This project provides a custom-built parser for .pcap
files (commonly used for capturing network traffic) and the Simba binary protocol format (used by the Moscow Exchange). It uses C++23 features and is built using CMake.
Especially Simba part is written with great care and attention to details.
- Parsing Types: The parser can parse both
.pcap
files and Simba binary protocol files. - Performance Improvement: Reduced the Simba file parsing time from an initial 73 seconds (first version of code) to a final 0.7-1.5 seconds with average packet read time 250-500 nanoseconds on my macbook air depends on the load. (There are improvements that can be made to further reduce the time)
- Code Readability: The code is well documented and easy to understand.
The parser is implemented as a header-only library (Parser.h). All functions are inlined reinterpret_cast wrappers and use templates for maximum performance. We could use reinterpret_cast with whole structs to parse but it makes debugging harder when writing everything from scrath. And we must make pragma pack(1) to avoid padding but Padding is good for performance. So we have used reinterpret_cast with individual members of struct and also we have used templates for maximum performance. Also our methods supports Little endian to Big endian conversions vice versa. (also implemented in Parser.h but not used in this project after testing)
When I first tried to create strings for logging I can only get 20~ seconds for 2.5 million packets. So I have started creating them in an async thread (it can also be done in a thread pool) and I have used a non-blocking logger (nanolog) to write the output file. It has improved the performance a lot. Now I can get 0.7-1.5 seconds for decoding 2.5 million packets. (depends on the load of my machine) It sounds trivial but in a real world scenario logging should be done in a separate thread like this. We also used likely and unlikely(c++23) attributes to help the compiler to optimize the code with branch prediction.

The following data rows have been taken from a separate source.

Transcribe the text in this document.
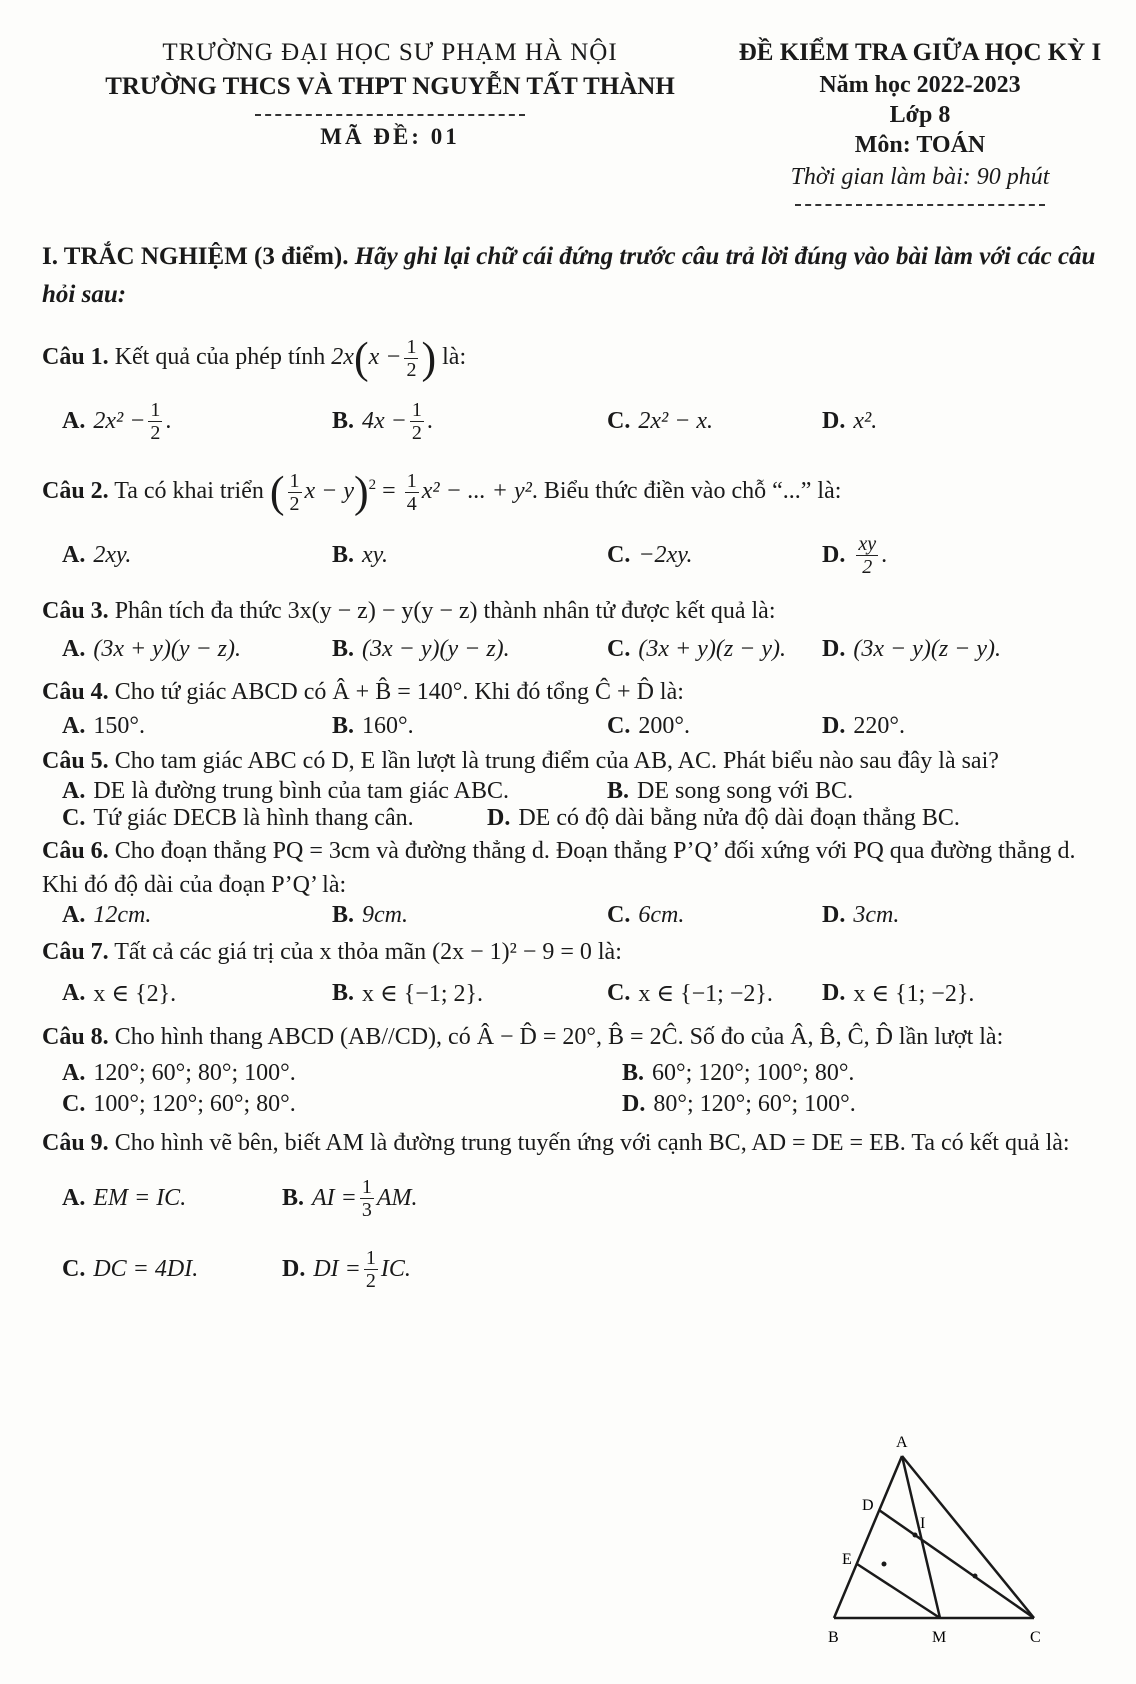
TRƯỜNG ĐẠI HỌC SƯ PHẠM HÀ NỘI
TRƯỜNG THCS VÀ THPT NGUYỄN TẤT THÀNH
MÃ ĐỀ: 01
ĐỀ KIỂM TRA GIỮA HỌC KỲ I
Năm học 2022-2023
Lớp 8
Môn: TOÁN
Thời gian làm bài: 90 phút

I. TRẮC NGHIỆM (3 điểm). Hãy ghi lại chữ cái đứng trước câu trả lời đúng vào bài làm với các câu hỏi sau:

Câu 1. Kết quả của phép tính $2x(x - \frac{1}{2}$ ) là:

A. $2x^2 - \frac{1}{2}$ .	B. $4x - \frac{1}{2}$ .	C. 2x² − x.	D. x².

Câu 2. Ta có khai triển ( $\frac{1}{2}$ $x - y)^2 = \frac{1}{4} x^2$ − ... + y². Biểu thức điền vào chỗ “...” là:

A. 2xy.	B. xy.	C. −2xy.	D. $\frac{xy}{2}$ .

Câu 3. Phân tích đa thức 3x(y − z) − y(y − z) thành nhân tử được kết quả là:

A. (3x + y)(y − z).	B. (3x − y)(y − z).	C. (3x + y)(z − y). D. (3x − y)(z − y).

Câu 4. Cho tứ giác ABCD có Â + B̂ = 140°. Khi đó tổng Ĉ + D̂ là:

A. 150°.	B. 160°.	C. 200°.	D. 220°.

Câu 5. Cho tam giác ABC có D, E lần lượt là trung điểm của AB, AC. Phát biểu nào sau đây là sai?

A. DE là đường trung bình của tam giác ABC.	B. DE song song với BC.
C. Tứ giác DECB là hình thang cân.	D. DE có độ dài bằng nửa độ dài đoạn thẳng BC.

Câu 6. Cho đoạn thẳng PQ = 3cm và đường thẳng d. Đoạn thẳng P’Q’ đối xứng với PQ qua đường thẳng d. Khi đó độ dài của đoạn P’Q’ là:

A. 12cm.	B. 9cm.	C. 6cm.	D. 3cm.

Câu 7. Tất cả các giá trị của x thỏa mãn (2x − 1)² − 9 = 0 là:

A. x ∈ {2}.	B. x ∈ {−1; 2}.	C. x ∈ {−1; −2}. D. x ∈ {1; −2}.

Câu 8. Cho hình thang ABCD (AB//CD), có Â − D̂ = 20°, B̂ = 2Ĉ. Số đo của Â, B̂, Ĉ, D̂ lần lượt là:

A. 120°; 60°; 80°; 100°.	B. 60°; 120°; 100°; 80°.
C. 100°; 120°; 60°; 80°.	D. 80°; 120°; 60°; 100°.

Câu 9. Cho hình vẽ bên, biết AM là đường trung tuyến ứng với cạnh BC, AD = DE = EB. Ta có kết quả là:

A. EM = IC.	B. AI = $\frac{1}{3}$ AM.
C. DC = 4DI.	D. DI = $\frac{1}{2}$ IC.
A
D
E
I
B	M	C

Ensure you have CMake and an appropriate build system (like Ninja or Make) installed on your system. (I have used Ninja for this project but instructions for Make provided below)
mkdir build && cd build
cmake -DCMAKE_BUILD_TYPE=Release ..
make
This will parse the pcap file and convert the data into an intermediary text format.
./parser p <path_to_pcap_file> <output_txt_file>
Example:
./parser p 2023-04-25.1849-1906.pcap out.txt
This takes the intermediary text file from the previous step and decodes the Simba binary protocol. The results will be saved to the specified output file.

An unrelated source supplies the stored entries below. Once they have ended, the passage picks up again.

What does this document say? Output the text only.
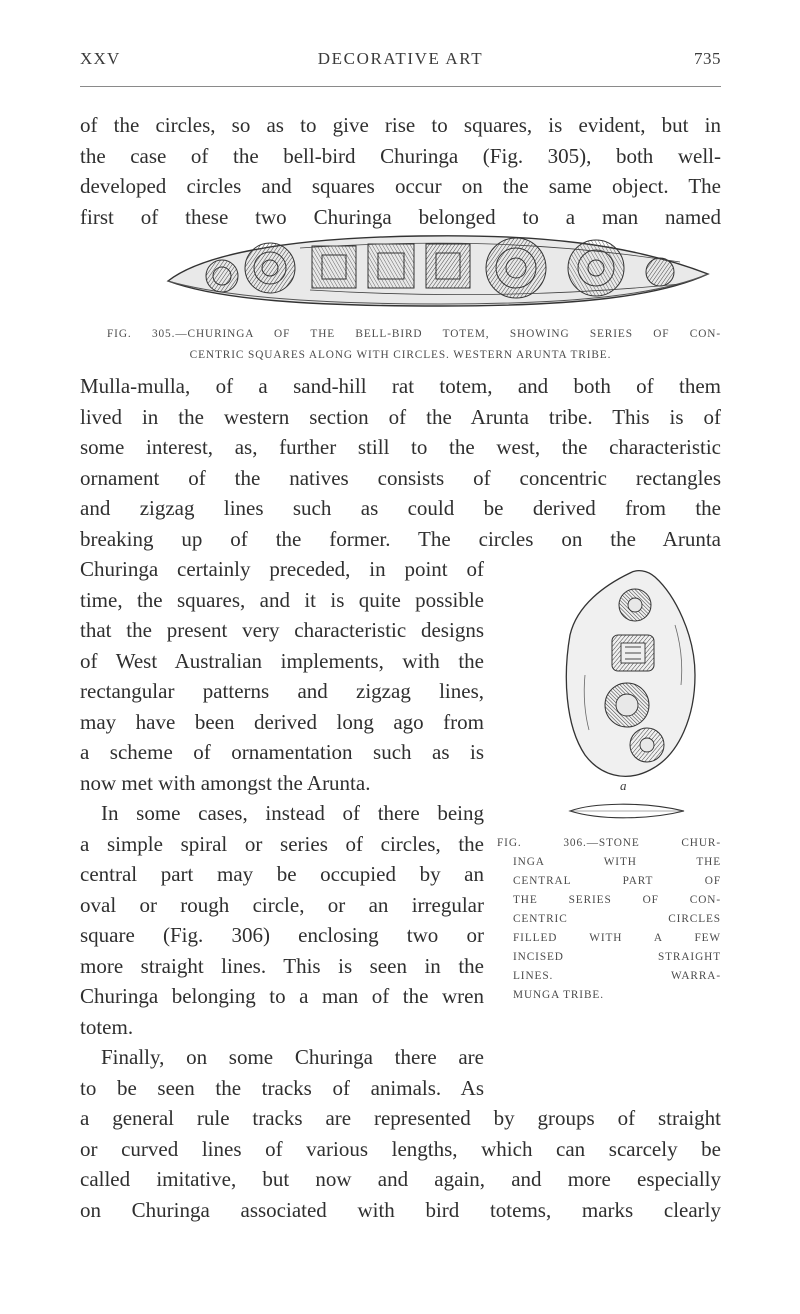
XXV	DECORATIVE ART	735
of the circles, so as to give rise to squares, is evident, but in
the case of the bell-bird Churinga (Fig. 305), both well-
developed circles and squares occur on the same object. The
first of these two Churinga belonged to a man named
FIG. 305.—CHURINGA OF THE BELL-BIRD TOTEM, SHOWING SERIES OF CON-
CENTRIC SQUARES ALONG WITH CIRCLES. WESTERN ARUNTA TRIBE.
Mulla-mulla, of a sand-hill rat totem, and both of them
lived in the western section of the Arunta tribe. This is of
some interest, as, further still to the west, the characteristic
ornament of the natives consists of concentric rectangles
and zigzag lines such as could be derived from the
breaking up of the former. The circles on the Arunta
Churinga certainly preceded, in point of
time, the squares, and it is quite possible
that the present very characteristic designs
of West Australian implements, with the
rectangular patterns and zigzag lines,
may have been derived long ago from
a scheme of ornamentation such as is
now met with amongst the Arunta.
In some cases, instead of there being
a simple spiral or series of circles, the
central part may be occupied by an
oval or rough circle, or an irregular
square (Fig. 306) enclosing two or
more straight lines. This is seen in the
Churinga belonging to a man of the wren
totem.
Finally, on some Churinga there are
to be seen the tracks of animals. As
a general rule tracks are represented by groups of straight
or curved lines of various lengths, which can scarcely be
called imitative, but now and again, and more especially
on Churinga associated with bird totems, marks clearly
a
FIG. 306.—STONE CHUR-
INGA WITH THE
CENTRAL PART OF
THE SERIES OF CON-
CENTRIC CIRCLES
FILLED WITH A FEW
INCISED STRAIGHT
LINES. WARRA-
MUNGA TRIBE.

./parser s <path_to_intermediary_txt> <output_file>
Example:
./parser s out.txt outsimba3
This parser focuses on three main message types from the Simba protocol:
- OrderUpdate
- OrderExecution
- OrderBookSnapshot
For a detailed explanation of these message types, refer to the official Simba format specification.
---- SNAPSHOT PACKET ----
Security ID: 3495103
Last Message Sequence Number Processed: 22037630
Report Sequence: 3
Exchange Trading Session ID: 6785
---- Market Data Entries ----
MDEntry
Entry Id : 1147124
Transaction Time: 1682409469887594353
Price: 5.7430
Entry Size: 10
Trade Id: 14125
Flags : * 0x1 Day
* 0x1000 - End of transaction bit
Entry Type: ASK
---- End of Snapshot Packet ----
- Templates
- Single Writer Single Reader Lock Free Queue: Written with atomic structures. Used for maximum performance.
- Non Blocking Logger
- Attributes: Used for helping the compiler to optimize the code.

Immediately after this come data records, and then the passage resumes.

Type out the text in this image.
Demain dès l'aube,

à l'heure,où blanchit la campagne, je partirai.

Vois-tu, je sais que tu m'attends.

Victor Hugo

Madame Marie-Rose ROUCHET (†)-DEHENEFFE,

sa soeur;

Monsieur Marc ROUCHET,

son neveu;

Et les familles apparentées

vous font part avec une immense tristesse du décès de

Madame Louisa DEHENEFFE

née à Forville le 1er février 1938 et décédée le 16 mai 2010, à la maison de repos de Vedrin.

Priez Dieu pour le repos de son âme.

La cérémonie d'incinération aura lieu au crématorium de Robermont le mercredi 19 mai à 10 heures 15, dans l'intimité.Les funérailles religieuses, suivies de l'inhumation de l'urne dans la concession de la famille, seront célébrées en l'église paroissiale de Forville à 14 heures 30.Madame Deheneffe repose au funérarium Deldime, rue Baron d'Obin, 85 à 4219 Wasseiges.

- string_view: std::span can also be used but I am more familiar with string_view.
- atomic_structures
- macros for network byte order conversions: (not used in this project after testing)
- and many more...
I want to implement the following improvements in the future:
- Better Error Handling: Currently, the parser does not handle errors very well. It simply exits the program when an error occurs. I want to implement a better error handling system that will allow the parser to continue parsing even if an error occurs.
- Better Performance: I want to implement a better performance system that will allow the parser to parse the files faster.
- Thread Pooling: Since we are parsing a big file and we have to parse it in chunks, we can use thread pooling to parse the chunks in parallel. This could improve the performance of the parser. But in the real market data parsing I think it won't make a big difference (especially when data is sent from different parts) but it can be tested.
- Sequential Writer: We can also use a sequential writer written with atomic structures to write the output file. But our nanolog implementation is better because it's nonblocking.
- More Message Types: Other message types can be implemented in the future.